Guys, this isn't civilised. It's exploitative and in many cases just outright fraud. Why can't you fix it?
Uh. Call me naïve, but how is this not fraud?
So close, yet so, so far! If a corporation commits fraud against you, and you literally ask if the corporation has committed fraud against you, and you proceed to voluntarily send that corporation THIRTY-THREE THOUSAND DOLLARS anyway, are you not a willing co-conspirator in the fraud?
Why are we accepting this?
The system is totally absurd.
I work in healthcare RCM. I have no trouble believing the staff here that nothing in their system works.
Medicaid and Medicare pay fixed fees set by the government.
Insurance companies negotiate "reasonable" fees for services.
As I have insurance, my medical bill usually looks something like...

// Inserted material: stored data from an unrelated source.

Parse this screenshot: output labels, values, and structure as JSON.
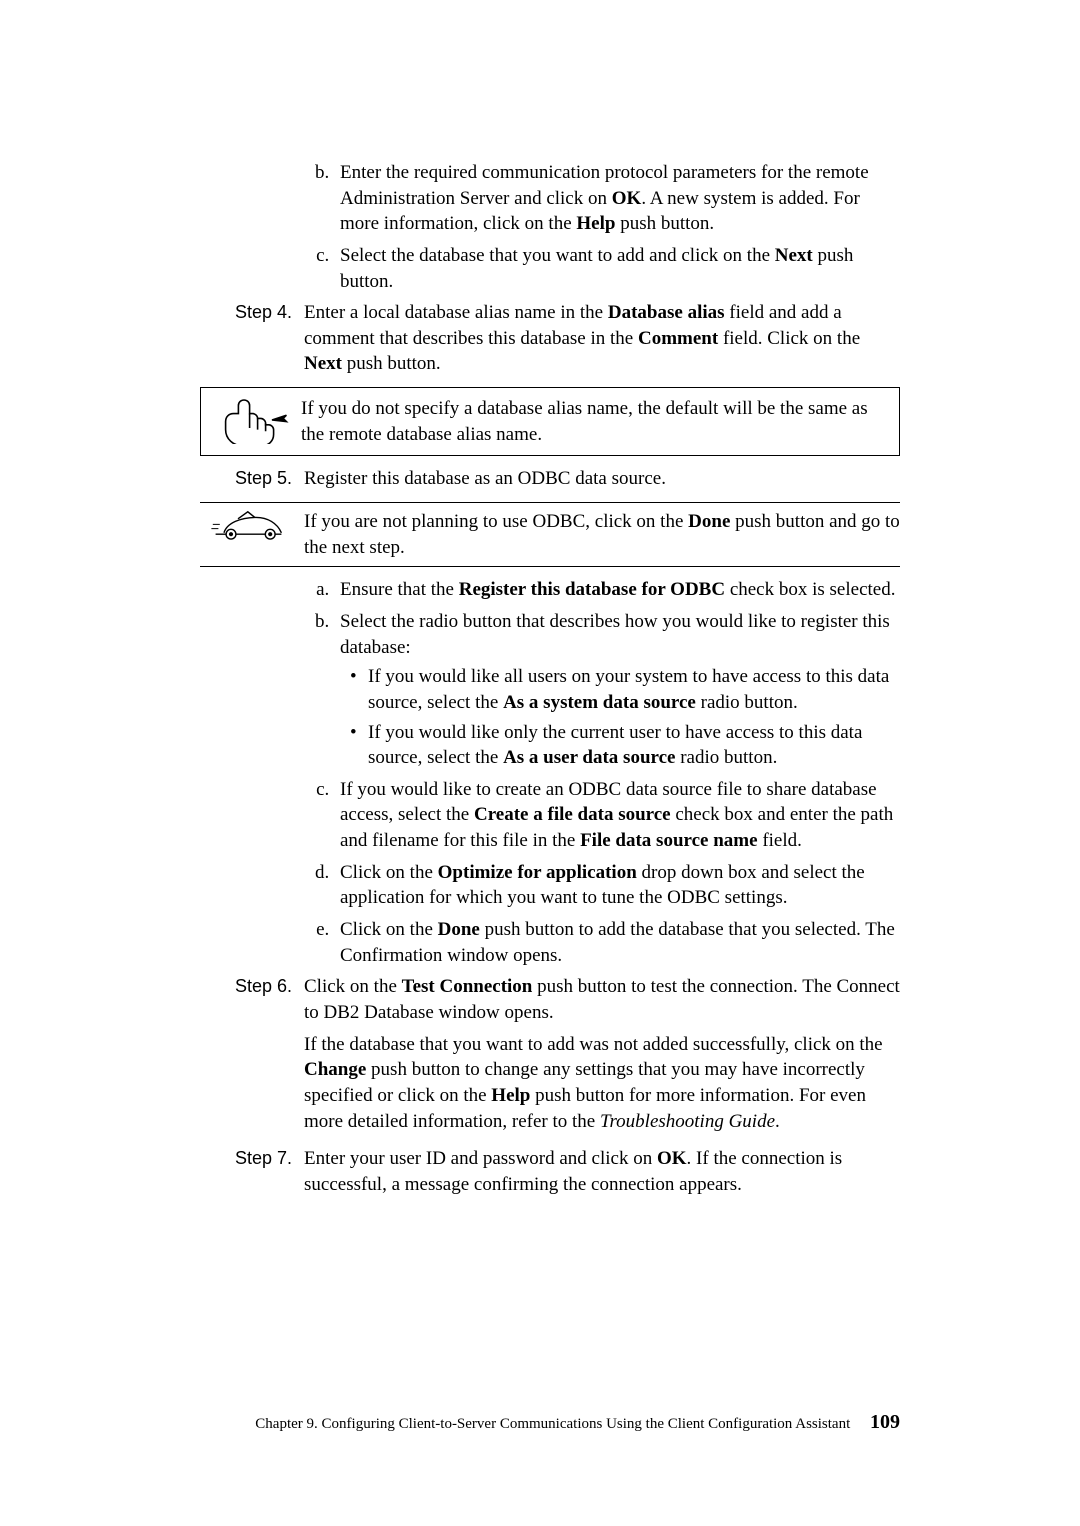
{
  "steps": {
    "sub_prev": {
      "b": {
        "parts": [
          "Enter the required communication protocol parameters for the remote Administration Server and click on ",
          "OK",
          ". A new system is added. For more information, click on the ",
          "Help",
          " push button."
        ]
      },
      "c": {
        "parts": [
          "Select the database that you want to add and click on the ",
          "Next",
          " push button."
        ]
      }
    },
    "s4": {
      "label": "Step 4.",
      "parts": [
        "Enter a local database alias name in the ",
        "Database alias",
        " field and add a comment that describes this database in the ",
        "Comment",
        " field. Click on the ",
        "Next",
        " push button."
      ]
    },
    "note4": "If you do not specify a database alias name, the default will be the same as the remote database alias name.",
    "s5": {
      "label": "Step 5.",
      "text": "Register this database as an ODBC data source."
    },
    "note5": {
      "parts": [
        "If you are not planning to use ODBC, click on the ",
        "Done",
        " push button and go to the next step."
      ]
    },
    "s5list": {
      "a": {
        "parts": [
          "Ensure that the ",
          "Register this database for ODBC",
          " check box is selected."
        ]
      },
      "b": {
        "lead": "Select the radio button that describes how you would like to register this database:",
        "b1": {
          "parts": [
            "If you would like all users on your system to have access to this data source, select the ",
            "As a system data source",
            " radio button."
          ]
        },
        "b2": {
          "parts": [
            "If you would like only the current user to have access to this data source, select the ",
            "As a user data source",
            " radio button."
          ]
        }
      },
      "c": {
        "parts": [
          "If you would like to create an ODBC data source file to share database access, select the ",
          "Create a file data source",
          " check box and enter the path and filename for this file in the ",
          "File data source name",
          " field."
        ]
      },
      "d": {
        "parts": [
          "Click on the ",
          "Optimize for application",
          " drop down box and select the application for which you want to tune the ODBC settings."
        ]
      },
      "e": {
        "parts": [
          "Click on the ",
          "Done",
          " push button to add the database that you selected. The Confirmation window opens."
        ]
      }
    },
    "s6": {
      "label": "Step 6.",
      "p1": {
        "parts": [
          "Click on the ",
          "Test Connection",
          " push button to test the connection. The Connect to DB2 Database window opens."
        ]
      },
      "p2": {
        "parts": [
          "If the database that you want to add was not added successfully, click on the ",
          "Change",
          " push button to change any settings that you may have incorrectly specified or click on the ",
          "Help",
          " push button for more information. For even more detailed information, refer to the "
        ],
        "italic": "Troubleshooting Guide",
        "tail": "."
      }
    },
    "s7": {
      "label": "Step 7.",
      "parts": [
        "Enter your user ID and password and click on ",
        "OK",
        ". If the connection is successful, a message confirming the connection appears."
      ]
    }
  },
  "footer": {
    "text": "Chapter 9. Configuring Client-to-Server Communications Using the Client Configuration Assistant",
    "page": "109"
  }
}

Procedure A...... Amt Billed: $2000.......Paid by insurer: $100.... Amt Owed: $25
Where $25 is my co-pay and $100 is the fee the insurance company negotiated as "reasonable". For in-network care, the contracts disallow "balance billing" (trying to collect the $1900 in make-believe charges). For out-of-network (no negotiated rates), the hospital often will balance bill (except where prohibited by law).
It's a completely ridiculous system in which "non-profit" hospitals make billions (and write off those imaginary "losses") and insurance companies (who have to pay our ~80% of revenue on care) are happy to have inflated numbers all over the place because 20% of 100 billion is more than 20% of 10 billion.